First of all, Nesterov may get familiar with the pressbox in the Bell Centre very soon. He is depth insurance for Montréal, not a key piece of their lineup. Second, Tampa chose a similar sort of player in Luke Witkowski over Nesterov. Witkowski is a little older, cheaper, and is a UFA this season who may sign for a low salary to play on the team that likes him. Nesterov is an RFA with arbitration rights whose salary will inflate. Tampa clearly wanted that profile of player on their third pair, they chose for reasons outside style of play.
Meanwhile, Corrado is on a team that does not want that type of player on their third pair right now. You may disagree and believe he is an improvement over Roman Polak, and that the Leafs are all wrong in how they organize their defenders, but Polak’s actual and expected Goals For percentage this season is right at 50 percent, and there is that special teams usage that must be considered if you remove him from the lineup. Corrado might add some more on-ice shots for, but he has no track record of actually adding to a team’s chances to outscore their opponents.

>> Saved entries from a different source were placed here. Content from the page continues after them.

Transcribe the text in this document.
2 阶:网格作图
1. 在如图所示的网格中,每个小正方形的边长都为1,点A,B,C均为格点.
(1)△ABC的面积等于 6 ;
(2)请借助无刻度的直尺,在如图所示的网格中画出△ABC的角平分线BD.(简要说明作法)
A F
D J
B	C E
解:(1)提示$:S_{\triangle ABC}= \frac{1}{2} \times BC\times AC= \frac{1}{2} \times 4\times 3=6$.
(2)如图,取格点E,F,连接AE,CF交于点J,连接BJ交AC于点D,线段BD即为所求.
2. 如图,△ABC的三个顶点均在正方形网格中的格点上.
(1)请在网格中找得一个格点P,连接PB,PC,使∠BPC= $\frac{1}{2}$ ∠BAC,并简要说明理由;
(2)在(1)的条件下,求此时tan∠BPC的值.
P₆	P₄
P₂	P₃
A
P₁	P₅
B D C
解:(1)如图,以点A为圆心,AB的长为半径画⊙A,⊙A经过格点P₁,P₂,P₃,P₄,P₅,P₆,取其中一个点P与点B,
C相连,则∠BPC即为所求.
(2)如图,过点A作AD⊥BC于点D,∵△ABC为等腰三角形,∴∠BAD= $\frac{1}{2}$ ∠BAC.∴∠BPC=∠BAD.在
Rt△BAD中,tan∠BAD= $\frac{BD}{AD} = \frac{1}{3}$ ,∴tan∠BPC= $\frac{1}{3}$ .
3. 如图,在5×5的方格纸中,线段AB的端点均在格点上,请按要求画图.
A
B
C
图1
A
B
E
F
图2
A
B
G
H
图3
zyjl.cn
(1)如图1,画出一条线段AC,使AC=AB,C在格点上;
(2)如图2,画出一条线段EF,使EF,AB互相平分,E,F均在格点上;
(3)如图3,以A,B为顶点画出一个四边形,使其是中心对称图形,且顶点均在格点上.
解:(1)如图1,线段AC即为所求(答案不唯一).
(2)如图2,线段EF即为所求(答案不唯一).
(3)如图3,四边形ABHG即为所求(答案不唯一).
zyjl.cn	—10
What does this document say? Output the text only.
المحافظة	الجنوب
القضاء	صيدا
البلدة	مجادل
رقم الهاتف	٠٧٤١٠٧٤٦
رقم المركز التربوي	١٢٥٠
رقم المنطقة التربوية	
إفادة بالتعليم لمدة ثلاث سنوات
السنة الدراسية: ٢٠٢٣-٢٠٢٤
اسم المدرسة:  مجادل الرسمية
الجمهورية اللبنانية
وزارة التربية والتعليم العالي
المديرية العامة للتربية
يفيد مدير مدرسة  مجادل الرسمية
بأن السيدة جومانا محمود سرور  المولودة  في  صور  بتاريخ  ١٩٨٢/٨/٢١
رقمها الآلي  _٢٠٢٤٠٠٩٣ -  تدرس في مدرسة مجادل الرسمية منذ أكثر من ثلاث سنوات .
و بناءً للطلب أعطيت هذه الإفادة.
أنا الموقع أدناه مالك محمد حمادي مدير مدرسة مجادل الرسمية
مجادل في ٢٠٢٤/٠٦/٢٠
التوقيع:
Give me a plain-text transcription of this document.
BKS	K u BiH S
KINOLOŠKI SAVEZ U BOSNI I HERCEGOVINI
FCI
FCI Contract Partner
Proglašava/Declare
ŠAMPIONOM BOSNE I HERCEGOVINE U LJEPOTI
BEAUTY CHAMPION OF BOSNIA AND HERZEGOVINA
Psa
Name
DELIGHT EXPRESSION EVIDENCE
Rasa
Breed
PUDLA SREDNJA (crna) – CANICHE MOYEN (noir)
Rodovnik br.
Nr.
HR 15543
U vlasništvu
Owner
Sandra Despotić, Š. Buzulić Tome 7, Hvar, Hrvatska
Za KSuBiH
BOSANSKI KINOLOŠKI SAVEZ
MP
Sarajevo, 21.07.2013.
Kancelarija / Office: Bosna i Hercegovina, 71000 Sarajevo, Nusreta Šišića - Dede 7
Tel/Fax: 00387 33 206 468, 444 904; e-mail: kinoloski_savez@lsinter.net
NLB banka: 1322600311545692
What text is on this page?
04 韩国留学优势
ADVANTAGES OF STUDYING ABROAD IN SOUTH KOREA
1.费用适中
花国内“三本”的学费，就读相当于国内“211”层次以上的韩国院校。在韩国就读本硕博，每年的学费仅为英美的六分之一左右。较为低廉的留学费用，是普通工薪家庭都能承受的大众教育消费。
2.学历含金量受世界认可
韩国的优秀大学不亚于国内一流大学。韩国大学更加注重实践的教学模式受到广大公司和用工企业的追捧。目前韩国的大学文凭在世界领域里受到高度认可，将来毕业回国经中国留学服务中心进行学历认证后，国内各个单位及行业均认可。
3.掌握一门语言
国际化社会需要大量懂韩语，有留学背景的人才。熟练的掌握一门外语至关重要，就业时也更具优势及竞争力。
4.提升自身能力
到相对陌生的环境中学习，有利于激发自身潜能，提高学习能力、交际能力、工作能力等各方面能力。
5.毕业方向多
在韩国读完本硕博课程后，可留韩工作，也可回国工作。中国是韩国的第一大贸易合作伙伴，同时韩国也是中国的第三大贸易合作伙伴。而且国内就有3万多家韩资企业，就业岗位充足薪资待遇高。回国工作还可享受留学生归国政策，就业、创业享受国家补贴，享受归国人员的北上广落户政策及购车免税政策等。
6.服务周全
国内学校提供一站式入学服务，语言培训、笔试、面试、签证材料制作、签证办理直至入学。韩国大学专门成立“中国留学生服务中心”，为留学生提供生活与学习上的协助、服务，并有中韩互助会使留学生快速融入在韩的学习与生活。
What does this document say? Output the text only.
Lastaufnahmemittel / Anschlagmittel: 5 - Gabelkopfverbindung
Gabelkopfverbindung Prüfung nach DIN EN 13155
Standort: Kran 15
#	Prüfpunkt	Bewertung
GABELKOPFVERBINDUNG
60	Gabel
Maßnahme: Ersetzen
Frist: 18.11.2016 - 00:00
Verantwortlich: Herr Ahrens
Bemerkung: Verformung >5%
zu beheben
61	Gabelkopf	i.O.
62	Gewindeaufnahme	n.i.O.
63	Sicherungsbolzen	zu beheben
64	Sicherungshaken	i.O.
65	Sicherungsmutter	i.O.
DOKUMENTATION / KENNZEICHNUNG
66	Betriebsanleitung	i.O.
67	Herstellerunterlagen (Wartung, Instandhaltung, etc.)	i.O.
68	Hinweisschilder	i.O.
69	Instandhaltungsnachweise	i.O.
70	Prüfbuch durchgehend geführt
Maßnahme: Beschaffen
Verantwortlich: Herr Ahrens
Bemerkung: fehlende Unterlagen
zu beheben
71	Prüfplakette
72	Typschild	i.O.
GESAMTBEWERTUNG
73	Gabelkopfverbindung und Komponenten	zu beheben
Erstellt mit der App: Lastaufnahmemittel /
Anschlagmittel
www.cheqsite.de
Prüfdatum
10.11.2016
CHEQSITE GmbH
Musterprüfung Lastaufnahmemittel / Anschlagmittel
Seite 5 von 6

What Nesterov truly shows us is that the market for a marginal depth defender of this type is not great. The take for Peter Holland should emphasize how much you get for a slightly over replacement-level player.
So, no, until someone invents the emergency defender hologram program to go shimmer over the ice when someone is injured, the Leafs are not going to trade Corrado for what amounts to less than nothing, considering the contract coming back. The Leafs also don’t have anyone waiting in the wings to make a trade a wise move, while Tampa has Slater Koekkoek in addition to the useful and easy to pay Witkowski.
Both of these defenders remind me of a pair of players I watched recently: Michal Jordan and Stefan Elliott. They were both good Corsi-producing, offensively focused defenders who looked good in lesser leagues like the AHL but could not stick in the NHL. I watched them play in the KHL where they were both excellent and integral parts of the team’s offence. It won’t surprise me to fine Nesterov there very soon, despite his agent’s protestations to the contrary.
As for Corrado? The Colorado Avalanche would likely pay a bucket of pucks for him after the expansion draft. Until then, he seems stuck in limbo for use in emergencies only.
Sources
All data is from Corsica.hockey and is five-on-five unadjusted. I left off the few games Corrado played in his first season when Vancouver rushed him into the NHL to keep their results to the same age group and the same number of years.